I think so. In some ways. I mean, usually when you set out to write fiction, there's so much of your subconscious that takes over when writing, that you won't end up telling another person's story. And there's a lot of personal psychological material that that weaves its way in, I think, inevitably, for fiction writers.
So the strands of longing for a mother-daughter connection are resonant to me, emotionally, with my mother. And the importance of this connection, for me and my daughters.
Those personal threads are always kind of weaving their way into the story, at least for me, as a writer. I don't cordon myself off. I think that the psychological material is what drives you to persist in writing in a long form that takes years and years.
So without a kind of psychological thrust, it would be very hard to persist in the process, I think. For me, it's maybe a balance between coming up with a creative and completely fictionalized account that has resonances both in reality — especially as a historical fiction writer — but also in personal material.
Was that a tricky balance — to weave enough of those details, like what happened during World War II, into this novel and not make it just a really, really dark book.
Yes. And I made certain decisions. For instance, the town that I set my story in is not a town you'll find on a map in Poland. I fictionalized the name. I made up a town, and I did that for various reasons.

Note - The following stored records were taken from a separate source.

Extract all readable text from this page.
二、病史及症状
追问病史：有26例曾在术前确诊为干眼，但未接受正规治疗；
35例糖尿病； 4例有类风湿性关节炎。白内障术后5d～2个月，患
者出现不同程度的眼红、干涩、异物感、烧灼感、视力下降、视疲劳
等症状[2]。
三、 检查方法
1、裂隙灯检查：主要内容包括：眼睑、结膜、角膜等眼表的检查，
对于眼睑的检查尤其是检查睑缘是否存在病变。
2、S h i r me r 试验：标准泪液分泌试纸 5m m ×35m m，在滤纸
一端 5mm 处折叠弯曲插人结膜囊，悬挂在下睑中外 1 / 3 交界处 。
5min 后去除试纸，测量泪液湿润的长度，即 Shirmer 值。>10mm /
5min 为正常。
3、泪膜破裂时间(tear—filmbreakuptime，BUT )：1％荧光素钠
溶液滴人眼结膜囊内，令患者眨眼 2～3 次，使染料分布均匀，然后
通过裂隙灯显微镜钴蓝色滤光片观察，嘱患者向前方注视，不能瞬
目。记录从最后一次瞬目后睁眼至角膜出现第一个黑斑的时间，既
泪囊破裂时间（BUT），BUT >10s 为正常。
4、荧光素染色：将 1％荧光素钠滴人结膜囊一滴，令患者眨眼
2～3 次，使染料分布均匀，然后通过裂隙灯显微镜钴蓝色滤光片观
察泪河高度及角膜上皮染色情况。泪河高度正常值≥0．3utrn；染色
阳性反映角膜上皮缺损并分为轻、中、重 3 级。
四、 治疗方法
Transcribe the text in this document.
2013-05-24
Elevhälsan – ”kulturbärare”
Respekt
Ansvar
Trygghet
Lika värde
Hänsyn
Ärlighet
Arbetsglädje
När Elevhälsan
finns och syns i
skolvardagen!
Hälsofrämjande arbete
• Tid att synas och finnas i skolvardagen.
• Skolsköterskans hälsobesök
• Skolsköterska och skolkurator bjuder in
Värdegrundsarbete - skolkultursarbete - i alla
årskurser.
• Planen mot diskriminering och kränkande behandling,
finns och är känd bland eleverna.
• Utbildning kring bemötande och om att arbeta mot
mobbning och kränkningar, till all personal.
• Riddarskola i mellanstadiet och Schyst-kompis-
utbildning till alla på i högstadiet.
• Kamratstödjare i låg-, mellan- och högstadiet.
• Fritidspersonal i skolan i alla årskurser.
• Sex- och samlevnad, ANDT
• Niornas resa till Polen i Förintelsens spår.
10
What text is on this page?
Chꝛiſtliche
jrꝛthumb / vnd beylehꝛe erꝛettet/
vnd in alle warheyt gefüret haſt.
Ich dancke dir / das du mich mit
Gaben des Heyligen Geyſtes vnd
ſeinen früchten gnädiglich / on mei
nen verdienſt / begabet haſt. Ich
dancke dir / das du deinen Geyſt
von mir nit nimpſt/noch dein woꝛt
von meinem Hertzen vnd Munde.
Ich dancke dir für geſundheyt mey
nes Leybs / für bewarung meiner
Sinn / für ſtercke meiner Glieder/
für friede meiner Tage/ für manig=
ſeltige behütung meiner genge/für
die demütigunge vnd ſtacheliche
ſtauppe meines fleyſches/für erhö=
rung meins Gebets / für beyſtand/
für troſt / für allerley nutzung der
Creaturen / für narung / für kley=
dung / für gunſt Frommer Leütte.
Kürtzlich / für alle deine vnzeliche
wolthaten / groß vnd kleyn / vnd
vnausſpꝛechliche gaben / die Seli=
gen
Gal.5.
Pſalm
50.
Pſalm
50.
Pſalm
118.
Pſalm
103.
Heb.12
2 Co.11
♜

One is that there were details that are not the emotional heart of the story. So if the tavern is 10 feet from the barn — if you went and counted out the feet, it would have been 15 feet. I didn't want to be stuck with people getting hung up on the historical accuracy of things that didn't matter for the story. And that can really happen.
And there were these dark elements that I think I wove between, assuming that people already know many of those stories, and not wanting to necessarily focus on those sort of very dark aspects of the Holocaust, but having them hinted at all the time — those dangers existed. But I wasn't really focusing on those head-on.
Some of the nonfictional things that you included were musical selections. How did you choose composers?
It was a long process, and I worked with a master class violinist on this, talking about what a prodigy would be practicing, how she would be playing, what order of pieces she would be playing.
Some of the choices were emotionally driven choices, like [Maurice] Ravel's “Kaddish,” because at that moment, there was a way in which she was mourning her mother. So there were emotionally-driven reasons to choose particular pieces.
But also I was very aware that I needed to be accurate for a prodigy, anyway. I mean, those pieces are very hard for most every player, but for a prodigy, at least as I learned from — in consultation with both this master class violinist and a musicologist I was working with — that this could be a reasonable trajectory for her.